Mayweather called Pacquiao a few hours later and visited the Filipino in his hotel suite in what has since been described as the turning point in ending the five-year stand-off that had prevented the welterweight rivals from clashing.

It was during those discussions that Mayweather, who stands one and a half inch taller and possesses an extra five inches in reach, detected an element of concern in Pacquiao.

"You can read a guy's body language. When Pacquiao first saw me in Miami, he didn't expect to see me over there at the basketball game," Mayweather said.

"He looked shocked, like - 'damn, he's taller than me. He's bigger than what I thought he was'.

"Just by being in the sport for so long, you're able to read body language and to read a fighter's eyes.

"Normally when I face an opponent, they outweigh me by 17 to 20 pounds on fight nights. This has been going on for a good while now."

Beyond his claim to being better than all-time greats Muhammad Ali and Sugar Ray Robinson, Mayweather has been relatively quiet in the build-up to a fight that could generate as much as £332million.

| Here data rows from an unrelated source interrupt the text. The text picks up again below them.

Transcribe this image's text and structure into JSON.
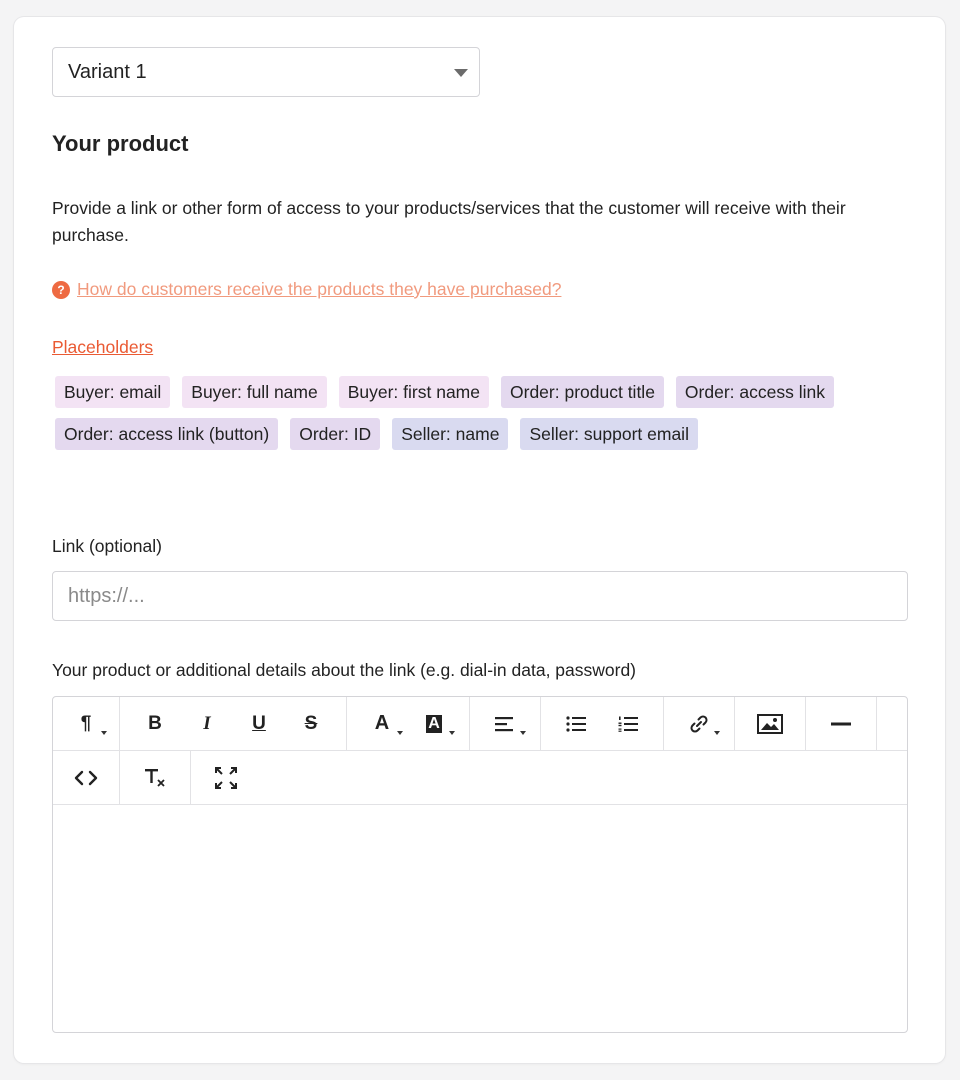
{
  "variant_select": {
    "value": "Variant 1"
  },
  "section": {
    "title": "Your product",
    "description": "Provide a link or other form of access to your products/services that the customer will receive with their purchase.",
    "help_link": "How do customers receive the products they have purchased?",
    "help_icon": "?"
  },
  "placeholders": {
    "link_label": "Placeholders",
    "chips": [
      {
        "label": "Buyer: email",
        "color": "#f3e3f4"
      },
      {
        "label": "Buyer: full name",
        "color": "#f3e3f4"
      },
      {
        "label": "Buyer: first name",
        "color": "#f3e3f4"
      },
      {
        "label": "Order: product title",
        "color": "#e4d9ef"
      },
      {
        "label": "Order: access link",
        "color": "#e4d9ef"
      },
      {
        "label": "Order: access link (button)",
        "color": "#e4d9ef"
      },
      {
        "label": "Order: ID",
        "color": "#e4d9ef"
      },
      {
        "label": "Seller: name",
        "color": "#d9daf0"
      },
      {
        "label": "Seller: support email",
        "color": "#d9daf0"
      }
    ]
  },
  "link_field": {
    "label": "Link (optional)",
    "placeholder": "https://..."
  },
  "details_field": {
    "label": "Your product or additional details about the link (e.g. dial-in data, password)"
  },
  "toolbar": {
    "paragraph_icon": "¶",
    "bold_icon": "B",
    "italic_icon": "I",
    "underline_icon": "U",
    "strikethrough_icon": "S",
    "font_color_icon": "A",
    "highlight_icon": "A"
  },
  "colors": {
    "accent": "#ea5a33",
    "help_link": "#f19a7e"
  }
}
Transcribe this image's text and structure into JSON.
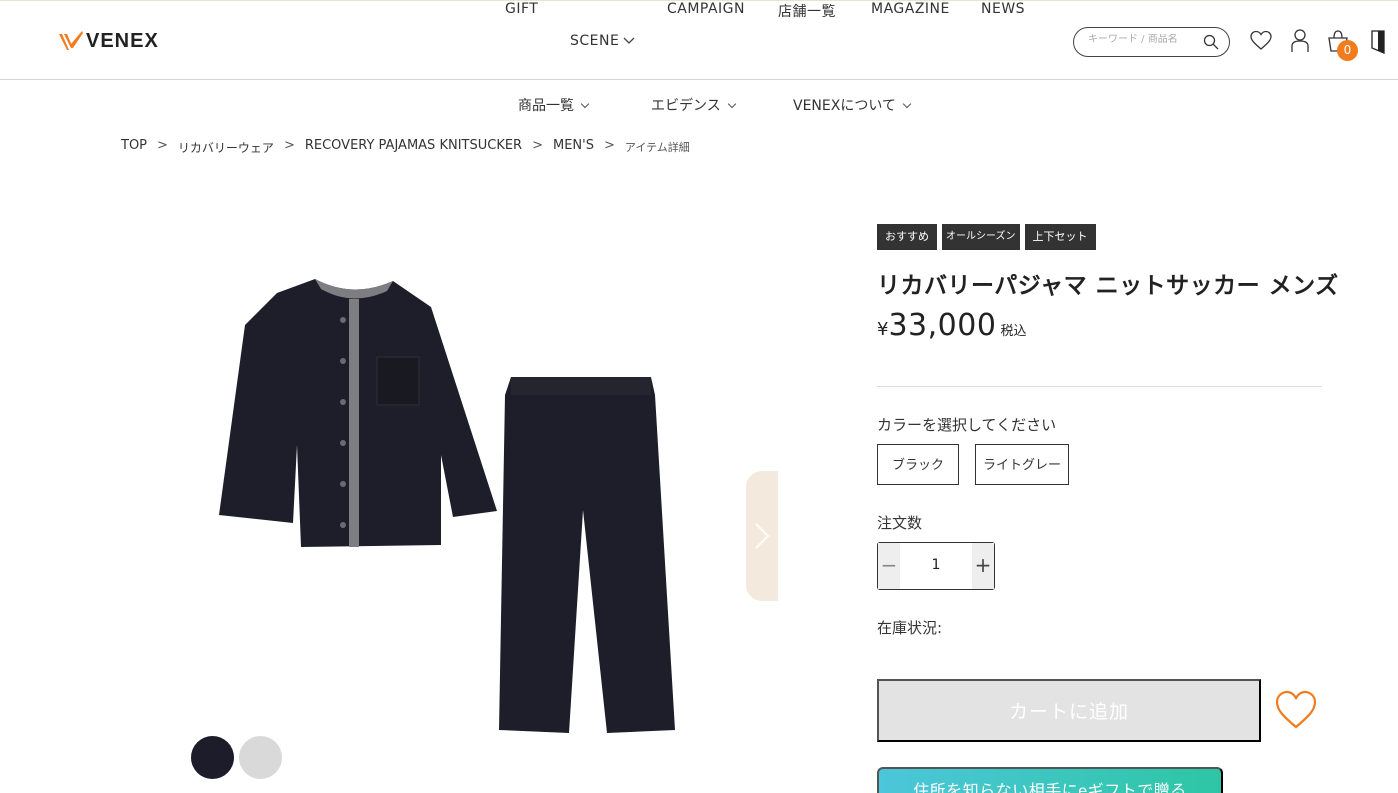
{
  "header": {
    "logo_text": "VENEX",
    "nav": [
      "GIFT",
      "SCENE",
      "CAMPAIGN",
      "店舗一覧",
      "MAGAZINE",
      "NEWS"
    ],
    "search_placeholder": "キーワード / 商品名",
    "cart_count": "0",
    "accent_color": "#f07c1e"
  },
  "subnav": [
    "商品一覧",
    "エビデンス",
    "VENEXについて"
  ],
  "breadcrumb": [
    "TOP",
    "リカバリーウェア",
    "RECOVERY PAJAMAS KNITSUCKER",
    "MEN'S",
    "アイテム詳細"
  ],
  "breadcrumb_sep": ">",
  "product": {
    "tags": [
      "おすすめ",
      "オールシーズン",
      "上下セット"
    ],
    "title": "リカバリーパジャマ ニットサッカー メンズ",
    "price_symbol": "¥",
    "price_value": "33,000",
    "price_tax": "税込",
    "color_label": "カラーを選択してください",
    "colors": [
      "ブラック",
      "ライトグレー"
    ],
    "swatch_colors": [
      "#1c1c2a",
      "#d9d9d9"
    ],
    "qty_label": "注文数",
    "qty_value": "1",
    "qty_minus": "−",
    "qty_plus": "+",
    "stock_label": "在庫状況:",
    "cart_button": "カートに追加",
    "egift_button": "住所を知らない相手にeギフトで贈る"
  }
}
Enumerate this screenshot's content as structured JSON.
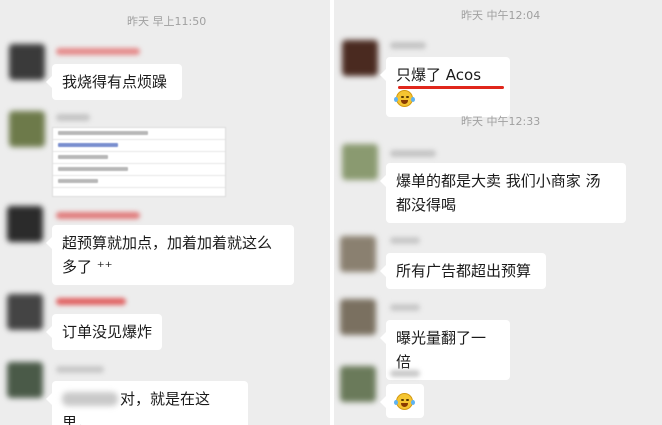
{
  "left": {
    "timestamp": "昨天 早上11:50",
    "messages": [
      {
        "text": "我烧得有点烦躁"
      },
      {
        "text_line1": "超预算就加点，加着加着就这么",
        "text_line2": "多了 ⁺⁺"
      },
      {
        "text": "订单没见爆炸"
      },
      {
        "text": "对，就是在这里，"
      }
    ]
  },
  "right": {
    "timestamp1": "昨天 中午12:04",
    "timestamp2": "昨天 中午12:33",
    "messages": [
      {
        "text": "只爆了 Acos"
      },
      {
        "text_line1": "爆单的都是大卖  我们小商家  汤",
        "text_line2": "都没得喝"
      },
      {
        "text": "所有广告都超出预算"
      },
      {
        "text": "曝光量翻了一倍"
      }
    ]
  },
  "colors": {
    "chat_background": "#ededed",
    "bubble": "#ffffff",
    "highlight_underline": "#e0261b"
  },
  "icons": [
    "laughing-with-tears-emoji",
    "blurred-avatar",
    "spreadsheet-screenshot"
  ]
}
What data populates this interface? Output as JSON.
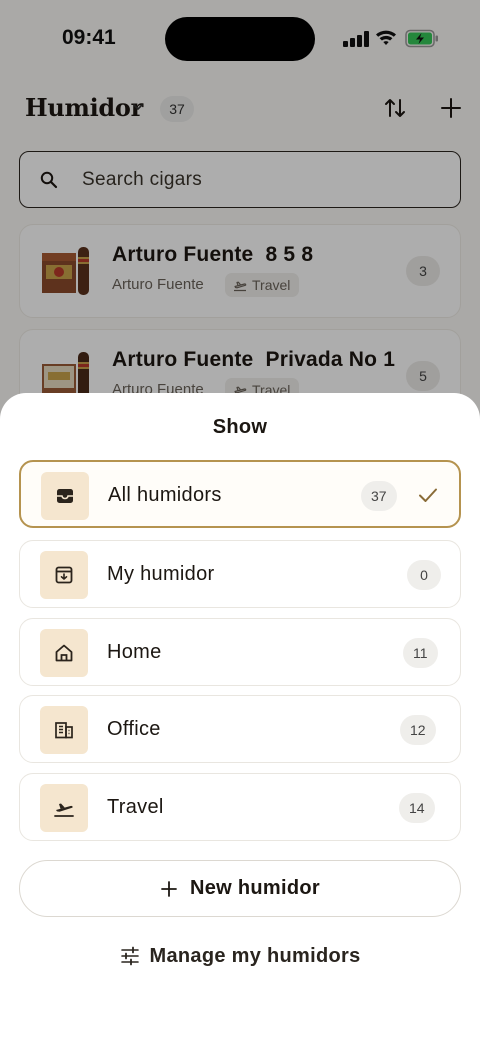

The unbeaten 38-year-old, who stands to earn £100million for his outing at the MGM Garden Arena, insists the bombastic self-promotion that has made him a love-hate figure has served its purpose.

"Even from day one I said I wanted to work extremely hard to get to a certain point in my career and to be the first fighter to ever make nine figures in one night," he said.

"It took a game plan for me to go it alone. It was me speaking out with a very, very loud voice and having a lot of personality. But as you get older, you mature.

"After trash talking for 17 or 18 years and constantly saying 'look at what I've done, look at me, look at me, I'm the best', I'm now at a point where I can say 'it is what it is'.

"I did all that loud talking and everything to get to a certain point. I've still got a lot of personality, but I did what I had to do to get to a certain point in my career. It was a brilliant game plan.

"I know what I can do. I know what I bring to the table. God has truly blessed me to be in this situation. I have a good team. My children are healthy, so I don't have to do all that.

"When I come home, I leave boxing at the boxing gym. When I go to the gym or when I go to train, I work. I dedicate myself to my craft."

Mayweather starts as a strong odds-on favourite with a points victory the most widely tipped result.

Pacquiao must stretch his mind back to 2008 for the last time he was expected to lose, but on that occasion he responded by bewitching a weight-drained Oscar De La Hoya over eight one-sided rounds.

"I'm not worried at all (about being the underdog). It's good for me because it gives more motivation, encouragement and focus to win the fight," Pacquiao said.

"It's been a while since I was an underdog in a fight....since 2008."